Stresstest ohne Staatspleiten

Beim europäischen Bankentest fallen acht Geldhäuser und Sparkassen durch

  • Ralf Streck, Madrid
  • Lesedauer: 4 Min.
Spanien ist die Achillesferse des europäischen Bankensystems. Die Sparkassen weisen eine hohe Kreditausfallquote auf. Dennoch fallen im Bankenstresstest nur vier spanische Sparkassen durch. Der Test klammerte selbst wahrscheinliche Risiken aus.

Der Stresstest ist vorbei. Zum zweiten Mal wurde getestet, ob Banken und Sparkassen in Europa ein Krisenszenario überstehen könnten. Doch es wurde, wie schon im Vorjahr, unter klaren politischen Vorgaben geprüft: Nicht zu viele Institute sollten durchfallen, um keine Panikstimmung zu verbreiten, und es sollten nicht zu wenige sein, um den Test glaubwürdig erscheinen zu lassen. Es ging darum, »Vertrauen« zu schaffen. Entsprechend war auch das Ergebnis. 2010 fielen sieben von 91 Instituten durch, diesmal waren es acht von 90.

In Spanien scheiterten gleich vier Sparkassen und die Banco Pastor. Es waren die Sparkassen Unnim, CAM, CatalunyaCaixa und Caja3. Hinter Caja3 verbergen sich eigentlich drei vom Absturz bedrohte Sparkassen: Caja Inmaculada, Caja Círculo de Burgos und Caja Badajoz. Merkwürdig ist, dass die Caja3 auf ihren Webseiten verkündet, den Test »locker« bestanden zu haben. Mit einer aktuellen Kernkapitalquote von 8,85 Prozent, die im Stress-Szenario auf vier Prozent sinkt, würde ein solches Institut in Dänemark unter Gläubigerbeteiligung abgewickelt wie gerade die Fjordbank Mors. Um neuen Bankenrettungen vorzubeugen, wurde in Dänemark die benötigte Kernkapitalquote kürzlich deutlich angehoben.

Angesichts der enormen Kreditausfallquoten im Krisenland Spanien sind die Stresstest-Ergebnisse immer noch auffällig positiv, auch wenn spanische Institute insgesamt schlecht abschneiden.
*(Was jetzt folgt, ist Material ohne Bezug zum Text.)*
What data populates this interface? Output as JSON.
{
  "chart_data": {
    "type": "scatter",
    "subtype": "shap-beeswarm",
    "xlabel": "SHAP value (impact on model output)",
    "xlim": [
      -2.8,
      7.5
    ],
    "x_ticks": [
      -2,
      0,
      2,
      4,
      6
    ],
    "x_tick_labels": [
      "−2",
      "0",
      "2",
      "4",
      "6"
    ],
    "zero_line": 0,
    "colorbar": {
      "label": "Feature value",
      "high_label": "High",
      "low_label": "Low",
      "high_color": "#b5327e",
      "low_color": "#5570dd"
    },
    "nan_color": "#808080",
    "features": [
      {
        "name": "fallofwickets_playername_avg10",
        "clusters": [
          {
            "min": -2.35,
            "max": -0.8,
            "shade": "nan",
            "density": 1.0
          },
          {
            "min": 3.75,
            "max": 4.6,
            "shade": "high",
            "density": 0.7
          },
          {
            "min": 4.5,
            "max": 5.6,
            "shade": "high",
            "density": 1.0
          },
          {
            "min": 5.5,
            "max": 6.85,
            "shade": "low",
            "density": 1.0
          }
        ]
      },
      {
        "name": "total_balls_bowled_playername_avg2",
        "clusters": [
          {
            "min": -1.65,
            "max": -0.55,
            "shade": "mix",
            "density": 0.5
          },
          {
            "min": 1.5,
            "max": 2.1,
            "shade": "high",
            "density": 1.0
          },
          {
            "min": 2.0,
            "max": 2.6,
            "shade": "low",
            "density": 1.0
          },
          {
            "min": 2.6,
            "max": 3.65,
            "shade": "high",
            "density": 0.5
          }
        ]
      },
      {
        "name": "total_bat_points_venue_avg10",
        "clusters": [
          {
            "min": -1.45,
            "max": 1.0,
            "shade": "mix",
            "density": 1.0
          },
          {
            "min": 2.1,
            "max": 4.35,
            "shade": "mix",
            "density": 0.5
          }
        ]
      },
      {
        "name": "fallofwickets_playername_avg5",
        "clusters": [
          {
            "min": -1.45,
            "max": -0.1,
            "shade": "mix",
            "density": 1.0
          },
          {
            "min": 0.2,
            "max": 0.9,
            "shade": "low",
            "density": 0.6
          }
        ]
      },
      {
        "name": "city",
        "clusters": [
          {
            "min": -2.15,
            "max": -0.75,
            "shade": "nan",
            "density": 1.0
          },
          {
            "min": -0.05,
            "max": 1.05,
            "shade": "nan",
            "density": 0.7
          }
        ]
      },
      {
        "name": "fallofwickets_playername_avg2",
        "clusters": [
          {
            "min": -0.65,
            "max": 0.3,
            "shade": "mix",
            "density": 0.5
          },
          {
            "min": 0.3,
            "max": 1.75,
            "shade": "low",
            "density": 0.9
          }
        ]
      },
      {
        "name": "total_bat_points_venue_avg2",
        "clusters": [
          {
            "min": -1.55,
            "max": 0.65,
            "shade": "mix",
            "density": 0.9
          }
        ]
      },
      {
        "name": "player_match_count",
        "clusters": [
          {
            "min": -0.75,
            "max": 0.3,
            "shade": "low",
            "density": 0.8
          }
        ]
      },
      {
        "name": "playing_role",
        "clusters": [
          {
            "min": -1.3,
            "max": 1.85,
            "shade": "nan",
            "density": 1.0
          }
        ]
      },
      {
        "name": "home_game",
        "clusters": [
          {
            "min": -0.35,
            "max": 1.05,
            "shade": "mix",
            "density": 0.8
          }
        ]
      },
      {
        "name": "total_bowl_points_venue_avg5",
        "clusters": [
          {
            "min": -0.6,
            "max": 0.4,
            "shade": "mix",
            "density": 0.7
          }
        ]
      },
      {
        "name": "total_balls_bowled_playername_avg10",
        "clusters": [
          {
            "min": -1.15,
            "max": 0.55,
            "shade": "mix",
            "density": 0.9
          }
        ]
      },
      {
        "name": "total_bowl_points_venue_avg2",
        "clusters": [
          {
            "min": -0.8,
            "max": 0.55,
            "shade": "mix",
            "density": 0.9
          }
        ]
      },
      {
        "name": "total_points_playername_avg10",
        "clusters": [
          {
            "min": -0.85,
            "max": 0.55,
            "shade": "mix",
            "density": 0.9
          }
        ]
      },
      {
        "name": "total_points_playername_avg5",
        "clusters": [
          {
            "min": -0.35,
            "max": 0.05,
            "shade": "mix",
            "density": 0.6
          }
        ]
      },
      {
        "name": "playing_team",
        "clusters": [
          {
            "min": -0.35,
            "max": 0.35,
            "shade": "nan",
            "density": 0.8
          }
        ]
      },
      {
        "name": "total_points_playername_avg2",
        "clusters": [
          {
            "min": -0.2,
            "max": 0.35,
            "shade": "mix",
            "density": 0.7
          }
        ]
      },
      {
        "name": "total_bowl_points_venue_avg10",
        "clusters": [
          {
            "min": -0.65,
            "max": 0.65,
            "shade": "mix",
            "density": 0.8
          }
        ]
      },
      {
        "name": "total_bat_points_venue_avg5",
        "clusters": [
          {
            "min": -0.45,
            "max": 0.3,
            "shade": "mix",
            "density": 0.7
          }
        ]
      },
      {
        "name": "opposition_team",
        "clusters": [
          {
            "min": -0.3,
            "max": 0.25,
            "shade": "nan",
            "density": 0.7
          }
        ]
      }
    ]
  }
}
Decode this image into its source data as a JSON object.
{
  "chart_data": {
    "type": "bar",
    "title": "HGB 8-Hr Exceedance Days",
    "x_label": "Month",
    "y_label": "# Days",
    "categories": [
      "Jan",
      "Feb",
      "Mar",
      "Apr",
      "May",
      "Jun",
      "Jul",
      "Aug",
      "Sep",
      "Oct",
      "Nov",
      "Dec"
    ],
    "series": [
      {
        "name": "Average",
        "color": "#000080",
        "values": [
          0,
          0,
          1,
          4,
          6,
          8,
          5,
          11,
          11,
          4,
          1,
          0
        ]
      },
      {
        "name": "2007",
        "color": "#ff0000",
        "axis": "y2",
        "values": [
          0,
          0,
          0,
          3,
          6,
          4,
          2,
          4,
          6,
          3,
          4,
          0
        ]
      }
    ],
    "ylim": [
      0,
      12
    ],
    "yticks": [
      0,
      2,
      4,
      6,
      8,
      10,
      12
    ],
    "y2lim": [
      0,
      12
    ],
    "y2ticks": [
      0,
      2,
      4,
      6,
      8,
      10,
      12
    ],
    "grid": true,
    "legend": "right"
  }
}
Nach den Daten, welche die spanische Zentralbank zuletzt im Juni veröffentlichte, ist die Quote im April im Durchschnitt auf den neuen Rekordwert von 6,36 Prozent gestiegen. Die enorme Arbeitslosenquote von fast 21 Prozent lässt immer mehr Kredite faul werden. Es hat sich erneut gezeigt, dass die Banken vor den Sparkassen liegen. Deren Kreditausfallquote liegt im Durchschnitt bei 6,39 Prozent, die der Sparkassen, die als Pleitekandidaten gehandelt werden, bei 6,26 Prozent.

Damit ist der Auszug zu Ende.